In 1868, with the ratification of the 14th Amendment — the provision at issue in the gay marriage case — the United States began its long move away from exclusionary identity politics. Codifying the results of the Civil War, that amendment guaranteed, first only on paper, then eventually also in practice, that black people were not an inferior caste but U.S. citizens entitled to liberty and equal protection of the law.
Eloquent as it may have been, Kennedy’s opinion was not terribly satisfying as a piece of legal reasoning. To cite one shortcoming, he made little serious effort to analyze gay marriage under the doctrine of equal protection, which might have required him to delve into whether gay men and lesbians constitute a “protected class” whose rights could be curtailed, but only if the justification survived various levels of judicial “scrutiny.”
As a broad interpretation of the 14th Amendment’s historical role in U.S. society, however, Kennedy’s opinion was rather more convincing.

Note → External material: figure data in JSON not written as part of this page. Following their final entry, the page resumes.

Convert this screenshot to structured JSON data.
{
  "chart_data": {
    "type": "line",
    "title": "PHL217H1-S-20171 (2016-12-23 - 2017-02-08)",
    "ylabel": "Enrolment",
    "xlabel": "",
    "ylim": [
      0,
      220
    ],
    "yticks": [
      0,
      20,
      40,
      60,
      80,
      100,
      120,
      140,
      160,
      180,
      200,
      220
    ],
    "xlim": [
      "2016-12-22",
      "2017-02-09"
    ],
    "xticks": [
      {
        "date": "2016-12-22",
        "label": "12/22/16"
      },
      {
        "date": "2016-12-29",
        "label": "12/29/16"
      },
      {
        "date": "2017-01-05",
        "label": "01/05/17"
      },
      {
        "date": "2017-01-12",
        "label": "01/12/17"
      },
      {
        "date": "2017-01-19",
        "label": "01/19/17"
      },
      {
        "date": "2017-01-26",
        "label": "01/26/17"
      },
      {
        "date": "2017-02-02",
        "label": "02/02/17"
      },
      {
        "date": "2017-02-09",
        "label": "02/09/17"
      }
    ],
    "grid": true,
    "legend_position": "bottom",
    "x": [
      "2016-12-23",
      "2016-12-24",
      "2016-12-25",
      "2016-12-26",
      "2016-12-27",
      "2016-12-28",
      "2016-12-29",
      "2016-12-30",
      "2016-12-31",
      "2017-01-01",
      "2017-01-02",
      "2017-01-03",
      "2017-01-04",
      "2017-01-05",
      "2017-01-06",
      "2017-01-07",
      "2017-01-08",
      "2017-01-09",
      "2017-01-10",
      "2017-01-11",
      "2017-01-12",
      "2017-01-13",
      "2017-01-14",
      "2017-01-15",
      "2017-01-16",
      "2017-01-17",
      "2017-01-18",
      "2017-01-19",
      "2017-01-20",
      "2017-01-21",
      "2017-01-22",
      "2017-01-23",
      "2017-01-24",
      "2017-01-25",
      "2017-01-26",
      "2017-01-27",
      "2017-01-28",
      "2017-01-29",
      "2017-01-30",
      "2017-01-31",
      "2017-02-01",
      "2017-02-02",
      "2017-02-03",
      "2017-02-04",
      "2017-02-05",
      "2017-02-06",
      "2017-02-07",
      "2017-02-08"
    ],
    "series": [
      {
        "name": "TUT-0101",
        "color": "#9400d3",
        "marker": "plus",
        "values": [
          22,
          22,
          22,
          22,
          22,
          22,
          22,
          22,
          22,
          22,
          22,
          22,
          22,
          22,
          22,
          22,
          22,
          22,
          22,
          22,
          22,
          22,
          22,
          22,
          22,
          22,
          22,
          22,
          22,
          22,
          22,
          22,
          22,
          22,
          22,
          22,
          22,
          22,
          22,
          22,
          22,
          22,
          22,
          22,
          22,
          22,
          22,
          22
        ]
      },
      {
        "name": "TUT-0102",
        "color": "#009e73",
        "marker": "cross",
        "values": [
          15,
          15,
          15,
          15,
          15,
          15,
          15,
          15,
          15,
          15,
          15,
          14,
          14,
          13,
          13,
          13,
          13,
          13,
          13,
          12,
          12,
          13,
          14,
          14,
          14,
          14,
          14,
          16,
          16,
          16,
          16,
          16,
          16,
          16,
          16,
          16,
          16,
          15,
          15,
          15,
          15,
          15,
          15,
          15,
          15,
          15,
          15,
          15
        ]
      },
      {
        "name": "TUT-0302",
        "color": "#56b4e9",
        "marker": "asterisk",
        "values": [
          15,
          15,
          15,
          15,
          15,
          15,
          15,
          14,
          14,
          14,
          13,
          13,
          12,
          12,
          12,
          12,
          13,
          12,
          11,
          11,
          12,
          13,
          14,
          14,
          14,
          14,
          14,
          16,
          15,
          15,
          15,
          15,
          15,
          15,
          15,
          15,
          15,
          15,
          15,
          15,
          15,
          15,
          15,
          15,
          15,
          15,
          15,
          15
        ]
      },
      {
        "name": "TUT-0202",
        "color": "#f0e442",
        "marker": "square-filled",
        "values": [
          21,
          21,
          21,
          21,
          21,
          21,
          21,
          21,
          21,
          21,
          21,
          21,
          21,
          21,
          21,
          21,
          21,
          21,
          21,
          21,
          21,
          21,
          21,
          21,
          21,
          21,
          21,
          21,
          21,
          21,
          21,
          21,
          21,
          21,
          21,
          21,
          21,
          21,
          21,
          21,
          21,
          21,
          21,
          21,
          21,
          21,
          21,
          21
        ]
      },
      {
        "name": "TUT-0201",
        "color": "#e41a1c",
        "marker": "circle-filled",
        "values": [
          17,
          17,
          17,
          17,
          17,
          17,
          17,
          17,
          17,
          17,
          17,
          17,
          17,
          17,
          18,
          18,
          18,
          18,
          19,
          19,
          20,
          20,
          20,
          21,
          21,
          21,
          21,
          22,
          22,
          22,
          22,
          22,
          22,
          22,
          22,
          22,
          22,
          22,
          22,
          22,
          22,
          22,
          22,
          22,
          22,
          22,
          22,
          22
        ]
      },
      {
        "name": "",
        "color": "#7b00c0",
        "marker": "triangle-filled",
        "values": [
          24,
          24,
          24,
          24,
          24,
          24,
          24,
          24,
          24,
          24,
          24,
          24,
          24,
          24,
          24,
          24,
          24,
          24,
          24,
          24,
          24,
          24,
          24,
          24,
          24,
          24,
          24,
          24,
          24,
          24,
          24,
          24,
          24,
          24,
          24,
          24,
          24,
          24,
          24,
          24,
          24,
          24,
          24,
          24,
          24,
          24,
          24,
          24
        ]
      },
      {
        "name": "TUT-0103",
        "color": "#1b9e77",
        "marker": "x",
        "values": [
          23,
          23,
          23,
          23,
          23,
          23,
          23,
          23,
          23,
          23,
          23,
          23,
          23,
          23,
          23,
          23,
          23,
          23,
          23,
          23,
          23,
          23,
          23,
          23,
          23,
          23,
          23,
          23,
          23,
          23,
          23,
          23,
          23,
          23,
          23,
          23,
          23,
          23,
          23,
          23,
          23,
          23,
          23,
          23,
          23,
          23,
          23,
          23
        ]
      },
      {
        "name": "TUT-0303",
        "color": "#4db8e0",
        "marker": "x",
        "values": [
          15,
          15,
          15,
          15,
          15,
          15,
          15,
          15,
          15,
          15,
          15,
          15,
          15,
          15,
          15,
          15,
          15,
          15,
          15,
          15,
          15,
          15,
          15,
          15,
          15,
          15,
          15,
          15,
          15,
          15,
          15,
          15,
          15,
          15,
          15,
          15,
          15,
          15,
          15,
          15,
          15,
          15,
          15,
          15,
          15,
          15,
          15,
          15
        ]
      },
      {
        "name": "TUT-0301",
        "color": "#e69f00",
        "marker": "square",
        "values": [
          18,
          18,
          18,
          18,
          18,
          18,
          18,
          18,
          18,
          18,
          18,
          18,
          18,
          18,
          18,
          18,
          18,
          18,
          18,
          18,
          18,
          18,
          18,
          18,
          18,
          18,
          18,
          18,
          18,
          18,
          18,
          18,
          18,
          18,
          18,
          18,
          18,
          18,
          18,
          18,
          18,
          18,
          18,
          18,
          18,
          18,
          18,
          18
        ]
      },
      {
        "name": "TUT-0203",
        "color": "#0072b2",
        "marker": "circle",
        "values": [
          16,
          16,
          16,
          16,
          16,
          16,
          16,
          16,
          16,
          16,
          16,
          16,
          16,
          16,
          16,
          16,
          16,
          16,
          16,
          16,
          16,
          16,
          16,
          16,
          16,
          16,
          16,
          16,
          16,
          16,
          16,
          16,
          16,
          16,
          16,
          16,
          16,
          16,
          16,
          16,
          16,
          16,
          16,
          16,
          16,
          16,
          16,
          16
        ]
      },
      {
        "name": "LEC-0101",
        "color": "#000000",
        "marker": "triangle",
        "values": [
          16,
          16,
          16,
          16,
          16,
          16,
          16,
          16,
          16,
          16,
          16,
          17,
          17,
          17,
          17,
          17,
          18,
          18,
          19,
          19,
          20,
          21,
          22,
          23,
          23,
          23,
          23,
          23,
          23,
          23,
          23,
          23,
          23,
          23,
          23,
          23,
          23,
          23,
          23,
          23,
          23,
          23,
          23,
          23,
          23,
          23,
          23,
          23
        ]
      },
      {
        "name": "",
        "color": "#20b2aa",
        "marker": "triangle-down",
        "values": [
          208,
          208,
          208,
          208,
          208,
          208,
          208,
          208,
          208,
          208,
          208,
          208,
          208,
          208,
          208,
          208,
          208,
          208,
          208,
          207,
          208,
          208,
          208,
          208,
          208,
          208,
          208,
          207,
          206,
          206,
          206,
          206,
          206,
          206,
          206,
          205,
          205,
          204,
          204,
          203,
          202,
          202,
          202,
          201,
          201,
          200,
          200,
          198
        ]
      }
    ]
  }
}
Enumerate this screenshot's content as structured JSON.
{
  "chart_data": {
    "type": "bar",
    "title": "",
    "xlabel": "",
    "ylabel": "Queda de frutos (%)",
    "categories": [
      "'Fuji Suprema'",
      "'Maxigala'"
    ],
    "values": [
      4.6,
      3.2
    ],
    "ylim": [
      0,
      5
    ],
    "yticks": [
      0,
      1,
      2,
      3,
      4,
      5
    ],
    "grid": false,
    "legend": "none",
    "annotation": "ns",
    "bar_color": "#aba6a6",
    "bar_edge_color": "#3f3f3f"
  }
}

If you see the amendment (and its near twin, the 13th Amendment, which abolished slavery) as a repudiation of the principal pre-Civil War caste distinctions, then you can see it, as Kennedy did, as the foundation for subsequent removal of other identity-based barriers to full social participation, as those become apparent to an evolving society.
Kennedy’s repeated invocation of “dignity,” and his insistence that the case was not about just the legal rights but also the social status of gay men and lesbians — even their subjective “humiliation” — echoed, faintly but distinctly, the post-Civil War court’s discussions of “badges of slavery,” which the amendments of that era were meant to eliminate. It was as if he saw himself, and the court, striking down a sexual-orientation caste system.
Undoubtedly, the dissenters were right that Kennedy’s ruling nullifies the results of democratic processes in those more than 30 states that had voted to define marriage as a man-woman union only, just as surely as the 14th Amendment struck down the Southern states’ Black Codes (but, according to them, with much less support in the amendment’s actual text or history).
In theory, this should have been problematic for Kennedy. Just two years ago, he wrote the opinion striking down the Defense of Marriage Act, which had denied federal recognition to state-sanctioned gay marriages, in part because “Government, through our history, has deferred to state-law policy decisions with respect to domestic relations.”
What’s more, the only other issue that has stirred Kennedy more than gay rights over the years is state sovereignty. “Dignity” was his touchstone, then, too; in Alden v. Maine, for example, he declared that “Federalism requires that Congress accord States the respect and dignity due them as residuary sovereigns and joint participants in the Nation’s governance.”
Forced to pick between the dignity of states and the dignity of individuals, however, Kennedy chose the latter. Alas for the dissenters, their objections sounded procedural and formalistic in the context of increasingly pro-gay marriage opinion polls and, indeed, the facts on the ground (i.e., thousands of existing gay marriages). Many, if not most, of the gay marriage bans currently on the books would not pass if put to a vote today.
The dissenters implicitly conceded this by protesting that Kennedy and the court majority had permanently shut off democratic debate on gay marriage. Technically this isn’t true: Anti-gay marriage forces could campaign for a constitutional amendment overturning Friday’s ruling. Politically, though, that’s probably hopeless, as the justices know.
Anthony Kennedy transformed American society on Friday — believing passionately that he was doing the right thing, and, surely, equally confident that it would be popular.